Perché abbandoniamo gli forni tradizionali a favore delle lampade a infrarossi
Quando si costruiscono biosensori, il processo di indurimento dei materiali richiede grande precisione. È necessario stabilizzare perfettamente le layer chimiche presenti nei materiali utilizzati, ma se si sbaglia nella regolazione della temperatura, si rischia di contaminare l’intero substrato.
Per lungo tempo, lo strumento più utilizzato è stato l’forno a convezione. Ma, per essere onesti, riscaldare un intero ambiente rappresenta uno spreco di tempo ed energia. Inoltre, per evitare che la temperatura vari troppo, si sono utilizzati catalizzatori chimici e fluidi contenenti piombo. È un metodo poco efficiente.
Ecco perché abbiamo optato per le lampade a infrarossi a breve lunghezza d’onda. In questo modo possiamo evitare completamente l’uso dell’aria per il riscaldamento.
Riscaldare soltanto la parte interessata, non tutto l’ambiente
Pensateci così: invece di stare in una sauna ad aspettare che l’ambiente diventi caldo, basta semplicemente stare alla luce del sole. Le lampade a infrarossi inviano radiazioni elettromagnetiche direttamente nel materiale del biosensore. Il riscaldamento avviene in modo rapido e preciso. Poiché l’energia viene diramata esattamente dove è necessaria, il tempo di riscaldamento è praticamente istantaneo.
La cosa migliore è che non dobbiamo più utilizzare quei stabilizzanti contenenti piombo. Non ne abbiamo più bisogno, visto che il riscaldamento è uniforme e mirato.
Menos problemi durante la produzione
Il settore dei semiconduttori è sotto pressione per passare a prodotti “senza piombo” e “a zero emissioni”. Passare alle lampade a infrarossi rende tutto molto più semplice. Poiché utilizziamo soltanto elettricità per creare fotoni, non ci sono gas di combustione né sostanze tossiche che possono derivare dagli elementi di riscaldamento.
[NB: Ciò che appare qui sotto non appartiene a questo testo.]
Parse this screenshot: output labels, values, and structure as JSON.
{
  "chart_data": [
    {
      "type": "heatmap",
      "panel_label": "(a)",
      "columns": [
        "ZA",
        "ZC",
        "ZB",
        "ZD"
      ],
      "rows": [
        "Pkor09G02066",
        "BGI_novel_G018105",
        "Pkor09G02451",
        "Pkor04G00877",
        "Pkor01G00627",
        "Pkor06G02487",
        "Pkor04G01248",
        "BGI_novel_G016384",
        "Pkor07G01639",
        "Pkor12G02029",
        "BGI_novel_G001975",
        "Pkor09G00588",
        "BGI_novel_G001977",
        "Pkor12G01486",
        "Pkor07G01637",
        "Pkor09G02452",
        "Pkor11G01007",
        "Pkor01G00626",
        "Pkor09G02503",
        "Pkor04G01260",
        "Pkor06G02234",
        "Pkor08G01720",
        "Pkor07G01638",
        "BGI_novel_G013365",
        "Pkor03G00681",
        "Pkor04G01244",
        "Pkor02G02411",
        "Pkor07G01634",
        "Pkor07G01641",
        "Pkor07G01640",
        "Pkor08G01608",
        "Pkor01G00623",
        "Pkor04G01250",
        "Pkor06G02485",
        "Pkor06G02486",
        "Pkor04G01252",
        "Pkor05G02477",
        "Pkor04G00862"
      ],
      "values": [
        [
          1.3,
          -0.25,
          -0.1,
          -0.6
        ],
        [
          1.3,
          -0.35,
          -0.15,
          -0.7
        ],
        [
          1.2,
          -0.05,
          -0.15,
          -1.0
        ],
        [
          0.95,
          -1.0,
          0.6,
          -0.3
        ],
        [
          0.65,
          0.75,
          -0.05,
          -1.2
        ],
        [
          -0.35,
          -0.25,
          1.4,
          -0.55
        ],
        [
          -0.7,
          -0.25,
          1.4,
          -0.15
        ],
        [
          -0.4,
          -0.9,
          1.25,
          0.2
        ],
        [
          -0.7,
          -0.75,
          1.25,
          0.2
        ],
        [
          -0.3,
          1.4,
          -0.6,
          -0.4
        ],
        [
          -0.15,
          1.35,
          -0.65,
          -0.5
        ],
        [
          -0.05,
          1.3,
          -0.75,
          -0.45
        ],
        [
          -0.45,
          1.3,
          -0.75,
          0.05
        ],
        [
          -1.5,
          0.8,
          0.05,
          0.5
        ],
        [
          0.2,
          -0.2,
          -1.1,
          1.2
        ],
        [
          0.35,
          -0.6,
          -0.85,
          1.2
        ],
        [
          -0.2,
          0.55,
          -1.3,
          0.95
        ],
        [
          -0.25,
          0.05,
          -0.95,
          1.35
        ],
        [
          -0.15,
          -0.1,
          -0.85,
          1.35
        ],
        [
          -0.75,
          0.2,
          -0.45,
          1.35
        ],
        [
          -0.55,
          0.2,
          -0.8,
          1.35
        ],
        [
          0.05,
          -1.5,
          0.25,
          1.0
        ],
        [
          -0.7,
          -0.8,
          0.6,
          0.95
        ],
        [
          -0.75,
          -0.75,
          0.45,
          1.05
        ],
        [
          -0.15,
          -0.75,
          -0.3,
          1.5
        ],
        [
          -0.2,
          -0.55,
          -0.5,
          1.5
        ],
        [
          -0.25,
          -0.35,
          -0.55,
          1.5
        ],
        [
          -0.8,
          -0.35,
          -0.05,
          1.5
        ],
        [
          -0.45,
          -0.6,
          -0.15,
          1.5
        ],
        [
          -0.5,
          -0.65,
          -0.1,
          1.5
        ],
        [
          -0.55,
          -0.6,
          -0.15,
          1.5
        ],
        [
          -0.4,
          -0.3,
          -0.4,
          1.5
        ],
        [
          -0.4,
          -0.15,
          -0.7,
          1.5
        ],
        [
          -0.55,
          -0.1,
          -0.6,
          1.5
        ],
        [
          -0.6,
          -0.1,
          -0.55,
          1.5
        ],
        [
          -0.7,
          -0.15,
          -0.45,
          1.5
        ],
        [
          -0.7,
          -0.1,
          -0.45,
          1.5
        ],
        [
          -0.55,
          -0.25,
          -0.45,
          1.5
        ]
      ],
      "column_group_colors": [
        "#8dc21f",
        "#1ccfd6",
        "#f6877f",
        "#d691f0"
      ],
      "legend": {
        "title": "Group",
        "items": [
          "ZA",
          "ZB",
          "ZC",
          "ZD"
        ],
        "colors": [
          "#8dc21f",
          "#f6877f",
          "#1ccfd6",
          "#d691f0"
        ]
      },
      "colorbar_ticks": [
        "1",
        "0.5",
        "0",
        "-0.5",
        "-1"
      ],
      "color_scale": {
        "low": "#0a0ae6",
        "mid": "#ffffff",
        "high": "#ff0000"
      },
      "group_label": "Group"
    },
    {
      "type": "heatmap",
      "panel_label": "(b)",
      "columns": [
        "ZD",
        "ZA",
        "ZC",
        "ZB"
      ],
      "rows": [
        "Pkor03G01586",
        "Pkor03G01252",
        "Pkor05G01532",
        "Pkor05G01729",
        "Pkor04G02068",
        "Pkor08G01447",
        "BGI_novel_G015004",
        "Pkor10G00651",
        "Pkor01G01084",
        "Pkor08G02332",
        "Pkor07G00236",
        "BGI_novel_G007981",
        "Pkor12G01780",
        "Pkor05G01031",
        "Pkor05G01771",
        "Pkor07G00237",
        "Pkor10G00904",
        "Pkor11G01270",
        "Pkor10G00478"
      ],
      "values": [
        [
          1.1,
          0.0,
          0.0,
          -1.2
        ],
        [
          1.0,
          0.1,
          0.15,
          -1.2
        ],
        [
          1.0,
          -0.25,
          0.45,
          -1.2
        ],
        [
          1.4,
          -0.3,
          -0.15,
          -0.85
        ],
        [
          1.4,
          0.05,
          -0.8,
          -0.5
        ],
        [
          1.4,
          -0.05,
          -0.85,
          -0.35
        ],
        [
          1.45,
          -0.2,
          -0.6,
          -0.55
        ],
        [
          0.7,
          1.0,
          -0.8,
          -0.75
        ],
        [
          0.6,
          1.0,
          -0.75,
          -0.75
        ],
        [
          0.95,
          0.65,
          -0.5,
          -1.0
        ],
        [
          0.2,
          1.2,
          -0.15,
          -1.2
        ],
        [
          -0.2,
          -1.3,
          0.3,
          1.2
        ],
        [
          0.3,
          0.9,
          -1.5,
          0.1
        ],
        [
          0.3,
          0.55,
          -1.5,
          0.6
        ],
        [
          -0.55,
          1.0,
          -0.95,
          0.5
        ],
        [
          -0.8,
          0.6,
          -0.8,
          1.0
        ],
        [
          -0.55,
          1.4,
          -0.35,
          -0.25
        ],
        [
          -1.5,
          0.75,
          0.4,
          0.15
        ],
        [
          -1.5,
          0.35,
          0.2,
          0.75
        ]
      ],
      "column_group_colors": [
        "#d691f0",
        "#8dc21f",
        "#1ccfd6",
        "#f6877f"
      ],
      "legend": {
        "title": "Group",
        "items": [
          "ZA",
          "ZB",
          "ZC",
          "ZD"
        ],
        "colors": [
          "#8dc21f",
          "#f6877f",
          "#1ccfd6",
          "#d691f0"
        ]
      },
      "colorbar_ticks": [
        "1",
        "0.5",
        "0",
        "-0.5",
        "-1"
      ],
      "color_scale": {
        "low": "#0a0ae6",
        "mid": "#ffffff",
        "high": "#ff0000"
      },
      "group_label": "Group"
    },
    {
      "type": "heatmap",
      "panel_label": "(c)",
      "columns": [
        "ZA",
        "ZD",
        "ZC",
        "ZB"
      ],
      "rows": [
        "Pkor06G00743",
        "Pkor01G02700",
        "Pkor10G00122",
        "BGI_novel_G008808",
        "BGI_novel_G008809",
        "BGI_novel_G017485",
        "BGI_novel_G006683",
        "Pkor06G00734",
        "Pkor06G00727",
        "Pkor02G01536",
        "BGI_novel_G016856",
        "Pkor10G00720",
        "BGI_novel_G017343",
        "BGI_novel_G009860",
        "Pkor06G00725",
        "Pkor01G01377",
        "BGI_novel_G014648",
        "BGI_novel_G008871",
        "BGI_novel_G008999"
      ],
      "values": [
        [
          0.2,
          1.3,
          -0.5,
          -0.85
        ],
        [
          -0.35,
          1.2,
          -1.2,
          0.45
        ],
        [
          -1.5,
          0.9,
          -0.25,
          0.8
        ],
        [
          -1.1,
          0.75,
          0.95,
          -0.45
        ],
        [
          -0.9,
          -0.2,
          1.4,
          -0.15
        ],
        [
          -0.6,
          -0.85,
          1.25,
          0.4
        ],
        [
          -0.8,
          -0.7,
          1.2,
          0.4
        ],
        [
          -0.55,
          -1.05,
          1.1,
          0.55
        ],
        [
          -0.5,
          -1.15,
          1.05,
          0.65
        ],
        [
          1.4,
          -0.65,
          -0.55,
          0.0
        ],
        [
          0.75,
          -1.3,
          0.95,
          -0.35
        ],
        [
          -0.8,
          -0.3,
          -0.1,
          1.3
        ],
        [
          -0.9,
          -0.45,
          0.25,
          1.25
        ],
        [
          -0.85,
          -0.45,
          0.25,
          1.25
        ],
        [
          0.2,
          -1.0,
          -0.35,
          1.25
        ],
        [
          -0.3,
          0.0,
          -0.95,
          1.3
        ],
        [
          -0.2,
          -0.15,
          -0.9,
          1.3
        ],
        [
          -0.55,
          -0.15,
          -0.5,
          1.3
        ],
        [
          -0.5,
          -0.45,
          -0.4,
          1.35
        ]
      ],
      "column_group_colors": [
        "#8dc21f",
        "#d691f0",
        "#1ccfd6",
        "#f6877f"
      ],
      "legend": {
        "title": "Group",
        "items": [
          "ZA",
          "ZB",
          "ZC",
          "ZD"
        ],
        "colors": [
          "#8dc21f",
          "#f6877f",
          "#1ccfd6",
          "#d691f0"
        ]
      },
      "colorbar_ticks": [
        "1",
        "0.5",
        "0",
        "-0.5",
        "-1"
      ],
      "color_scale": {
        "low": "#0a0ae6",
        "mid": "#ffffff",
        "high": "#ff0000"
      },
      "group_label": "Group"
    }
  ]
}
Niente leghe contenenti piombo, niente problemi legati alla tossicità dei materiali utilizzati.
Inoltre, il costo energetico diminuisce notevolmente. Con gli forni a aria forzata, bisogna pagare per mantenere calda un’intera sala di produzione. Con le lampade a infrarossi, invece, le lampade si accendono soltanto quando il pezzo da trattare è effettivamente sotto la loro luce. In questo modo, la sala di produzione non diventa un vero e proprio forno, e il sistema di climatizzazione non deve lavorare sottoposto a carichi eccessivi.
L’unica pecca…
Non è tutto perfetto. Le lampade a infrarossi ad alta intensità sono potenti, il che significa che c’è poco margine di errore. Se la velocità di rotazione del pezzo o la tensione elettrica variano anche solo di poco, è possibile danneggiare le layer organiche del biosensore. Bisogna quindi scegliere con attenzione i sensori e i controller PID per evitare errori durante il processo di indurimento.
Ma una volta che i parametri vengono impostati correttamente, questo è il modo più efficace per completare il lavoro. Si riducono ulteriormente i costi legati all’uso di sostanze chimiche e all’energia consumata, ottenendo così un prodotto di qualità superiore.